Is there a limit on how much my rent can actually go up because of renovation work?

Yes, and it applies on top of the 8 percent annual pass-through rule. Section 559 Abs. 3a BGB caps the total increase at 3 euros per square meter of living space within any rolling six-year period, or at 2 euros per square meter if your rent was already below 7 euros per square meter before the work. This cap applies regardless of how large or expensive the actual renovation project was, a landlord genuinely cannot exceed it even with a fully documented, legitimate modernization cost.

Does this have anything to do with the Mietspiegel or the Kappungsgrenze I've read about for regular rent increases?

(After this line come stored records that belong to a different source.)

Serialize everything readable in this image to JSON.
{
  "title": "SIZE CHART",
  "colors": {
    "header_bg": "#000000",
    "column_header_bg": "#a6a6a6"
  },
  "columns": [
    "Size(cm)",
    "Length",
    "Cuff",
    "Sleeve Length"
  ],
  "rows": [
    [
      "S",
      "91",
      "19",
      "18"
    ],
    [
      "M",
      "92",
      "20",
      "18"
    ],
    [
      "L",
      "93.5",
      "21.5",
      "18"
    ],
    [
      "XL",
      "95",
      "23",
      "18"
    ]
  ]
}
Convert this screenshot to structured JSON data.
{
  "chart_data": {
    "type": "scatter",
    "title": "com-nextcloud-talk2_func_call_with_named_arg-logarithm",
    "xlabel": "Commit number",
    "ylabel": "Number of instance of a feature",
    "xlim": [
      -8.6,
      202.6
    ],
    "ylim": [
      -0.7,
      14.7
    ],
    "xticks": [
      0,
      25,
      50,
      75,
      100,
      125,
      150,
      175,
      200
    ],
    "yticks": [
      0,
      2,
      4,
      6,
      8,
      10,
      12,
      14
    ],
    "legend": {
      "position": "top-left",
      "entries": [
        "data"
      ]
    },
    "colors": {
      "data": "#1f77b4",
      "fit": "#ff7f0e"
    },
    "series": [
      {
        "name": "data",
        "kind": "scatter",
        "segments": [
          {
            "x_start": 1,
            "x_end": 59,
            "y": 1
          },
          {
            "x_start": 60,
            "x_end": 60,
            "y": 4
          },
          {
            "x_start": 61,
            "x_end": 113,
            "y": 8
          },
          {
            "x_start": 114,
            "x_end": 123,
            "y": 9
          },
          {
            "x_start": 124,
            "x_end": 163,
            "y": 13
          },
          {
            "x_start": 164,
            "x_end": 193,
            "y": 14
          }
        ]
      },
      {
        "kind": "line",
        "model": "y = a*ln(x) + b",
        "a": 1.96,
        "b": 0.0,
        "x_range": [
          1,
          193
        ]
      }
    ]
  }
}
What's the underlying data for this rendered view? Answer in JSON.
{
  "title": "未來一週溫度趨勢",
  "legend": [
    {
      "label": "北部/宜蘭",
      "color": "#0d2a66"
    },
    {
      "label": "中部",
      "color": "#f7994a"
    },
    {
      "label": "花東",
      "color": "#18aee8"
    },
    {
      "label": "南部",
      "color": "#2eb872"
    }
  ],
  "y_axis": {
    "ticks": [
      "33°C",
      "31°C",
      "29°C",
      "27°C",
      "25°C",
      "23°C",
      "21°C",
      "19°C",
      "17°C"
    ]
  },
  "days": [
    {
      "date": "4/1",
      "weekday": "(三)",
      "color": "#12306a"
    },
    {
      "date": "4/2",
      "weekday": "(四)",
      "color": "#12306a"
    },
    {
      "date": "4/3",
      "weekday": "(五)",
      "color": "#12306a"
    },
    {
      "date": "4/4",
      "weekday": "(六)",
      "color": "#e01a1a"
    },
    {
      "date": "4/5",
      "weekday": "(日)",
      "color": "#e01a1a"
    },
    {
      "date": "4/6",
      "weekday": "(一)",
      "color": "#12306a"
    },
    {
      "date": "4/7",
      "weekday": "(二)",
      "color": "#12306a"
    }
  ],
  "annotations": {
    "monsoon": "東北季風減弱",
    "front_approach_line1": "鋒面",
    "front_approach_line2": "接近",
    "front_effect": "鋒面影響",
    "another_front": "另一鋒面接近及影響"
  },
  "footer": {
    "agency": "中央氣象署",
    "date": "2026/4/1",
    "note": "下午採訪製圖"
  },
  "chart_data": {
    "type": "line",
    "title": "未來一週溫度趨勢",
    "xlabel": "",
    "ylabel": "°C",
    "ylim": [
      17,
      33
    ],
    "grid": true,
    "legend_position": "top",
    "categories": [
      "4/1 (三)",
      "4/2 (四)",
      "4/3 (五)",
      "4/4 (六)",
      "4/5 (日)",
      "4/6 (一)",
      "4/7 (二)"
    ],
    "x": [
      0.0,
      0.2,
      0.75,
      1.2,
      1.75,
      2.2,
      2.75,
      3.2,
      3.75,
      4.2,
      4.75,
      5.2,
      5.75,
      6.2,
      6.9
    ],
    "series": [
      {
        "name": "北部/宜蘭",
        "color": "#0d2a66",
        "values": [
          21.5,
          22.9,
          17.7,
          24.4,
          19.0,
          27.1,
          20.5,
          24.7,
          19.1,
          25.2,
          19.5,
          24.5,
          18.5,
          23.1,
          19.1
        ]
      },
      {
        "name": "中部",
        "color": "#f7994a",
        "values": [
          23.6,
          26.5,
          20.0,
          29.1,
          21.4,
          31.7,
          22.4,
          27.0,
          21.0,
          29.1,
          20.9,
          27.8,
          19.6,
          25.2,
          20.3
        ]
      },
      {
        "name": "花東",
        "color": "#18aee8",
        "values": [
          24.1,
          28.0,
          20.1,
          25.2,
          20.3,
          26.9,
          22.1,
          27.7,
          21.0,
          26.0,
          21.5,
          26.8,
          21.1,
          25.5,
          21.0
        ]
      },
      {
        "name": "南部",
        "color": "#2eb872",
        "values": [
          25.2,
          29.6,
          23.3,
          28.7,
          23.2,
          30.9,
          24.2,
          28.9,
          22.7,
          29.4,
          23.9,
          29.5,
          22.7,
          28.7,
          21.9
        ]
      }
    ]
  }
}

No, and this is worth being clear about, since the terminology overlaps in confusing ways. A regular Mieterhöhung under Section 558 BGB is based on the local comparative rent, the Mietspiegel, and is capped by its own separate Kappungsgrenze, generally 15 percent over three years in Munich. A Modernisierungsmieterhöhung under Section 559 BGB runs on an entirely different basis, actual documented construction costs, its own separate 8 percent pass-through rule, and its own separate six-year cap. A landlord can, in principle, use both mechanisms against the same apartment over time, but each one has to be calculated and justified on its own terms.